Tutta la questione era sorta a seguito della richiesta di sottoscrizione del canone via lettera da parte della direzione amministrativa abbonamenti che trovava fondamento nell'articolo 27 del regio decreto 246/1938 e articolo 16 della legge 488/1999 in base ai quali sono sottoposti a canone tutti gli «apparecchi atti o adattabili alla ricezione delle trasmissioni radiotelevisive indipendentemente dalla qualità o dalla quantità del relativo utilizzo». E in questi anni di progresso tecnologico i dispositivi in grado di consentire la fruizione di immagini televisive si sono moltiplicati. Così, dopo le tv vere e proprie la Rai aveva messo l'occhio sui personal computer delle aziende, dove si va a colpo sicuro perché oggi non esiste impresa o studio professionale che non abbia un pc e una connessione a internet. Alla lettera era allegato un bollettino precompilato e si addolciva l'adempimento ricordando la deducibilità del medesimo ma avvisando anche che gli organi di controllo sarebbero intervenuti sul territorio per verificare il regolare pagamento del tributo.
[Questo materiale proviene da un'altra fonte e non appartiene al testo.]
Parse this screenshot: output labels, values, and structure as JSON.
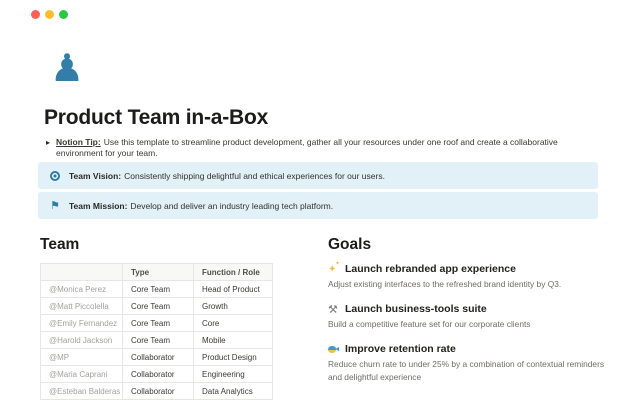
{
  "colors": {
    "accent_blue": "#337ea9",
    "callout_bg": "#e2f0f7",
    "traffic_red": "#ff5f57",
    "traffic_yellow": "#febc2e",
    "traffic_green": "#28c840"
  },
  "page": {
    "icon_glyph": "♟",
    "title": "Product Team in-a-Box",
    "tip": {
      "toggle_glyph": "▸",
      "label": "Notion Tip:",
      "text": "Use this template to streamline product development, gather all your resources under one roof and create a collaborative environment for your team."
    }
  },
  "callouts": [
    {
      "icon": "target-icon",
      "label": "Team Vision:",
      "text": "Consistently shipping delightful and ethical experiences for our users."
    },
    {
      "icon": "flag-icon",
      "glyph": "⚑",
      "label": "Team Mission:",
      "text": "Develop and deliver an industry leading tech platform."
    }
  ],
  "team": {
    "heading": "Team",
    "table": {
      "headers": [
        "",
        "Type",
        "Function / Role"
      ],
      "rows": [
        {
          "member": "@Monica Perez",
          "type": "Core Team",
          "role": "Head of Product"
        },
        {
          "member": "@Matt Piccolella",
          "type": "Core Team",
          "role": "Growth"
        },
        {
          "member": "@Emily Fernandez",
          "type": "Core Team",
          "role": "Core"
        },
        {
          "member": "@Harold Jackson",
          "type": "Core Team",
          "role": "Mobile"
        },
        {
          "member": "@MP",
          "type": "Collaborator",
          "role": "Product Design"
        },
        {
          "member": "@Maria Caprani",
          "type": "Collaborator",
          "role": "Engineering"
        },
        {
          "member": "@Esteban Balderas",
          "type": "Collaborator",
          "role": "Data Analytics"
        }
      ]
    }
  },
  "goals": {
    "heading": "Goals",
    "items": [
      {
        "icon": "sparkles-emoji",
        "sparkle_glyph": "✦",
        "title": "Launch rebranded app experience",
        "description": "Adjust existing interfaces to the refreshed brand identity by Q3."
      },
      {
        "icon": "hammer-and-wrench-emoji",
        "glyph": "⚒",
        "title": "Launch business-tools suite",
        "description": "Build a competitive feature set for our corporate clients"
      },
      {
        "icon": "tropical-fish-emoji",
        "title": "Improve retention rate",
        "description": "Reduce churn rate to under 25% by a combination of contextual reminders and delightful experience"
      }
    ]
  }
}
Il mondo produttivo (dalla grande alla piccola impresa) aveva fatto fronte comune contro, come aveva ribadito a margine del Consiglio direttivo di Confindustria Digitale il presidente Stefano Parisi, «un'assurda forzatura giuridica, ma soprattutto un'iniziativa fuori dal tempo e in totale contrasto con gli obiettivi dell'agenda digitale e gli sforzi che si stanno mettendo in atto per rilanciare la crescita del Paese». Anche perché, ha spiegato Parisi, «che i Pc non sono stati concepiti per la ricezione di trasmissioni radiotelevisive, ma per innovare l'organizzazione del lavoro e la comunicazione. E il richiamarsi a una legge del '38 per tassare tecnologie del nuovo millennio sono frutto di un'interpretazione del tutto arbitraria non supportata da alcun riferimento legislativo».
Scongiurato il pericolo di dover pagare, resta da tutelare chi avesse già pagato. Per quei pochi, il presidente di Adoc, Carlo Pileri, annuncia che l'associazione di difesa dei consumatori metterà a breve a disposizione un modello di richiesta di rimborso da inviare alla Rai.«Qualora non si provvedesse al rimborso - spiega Pileri – si configurerebbe l'ipotesi di appropriazione indebita da parte dell'azienda».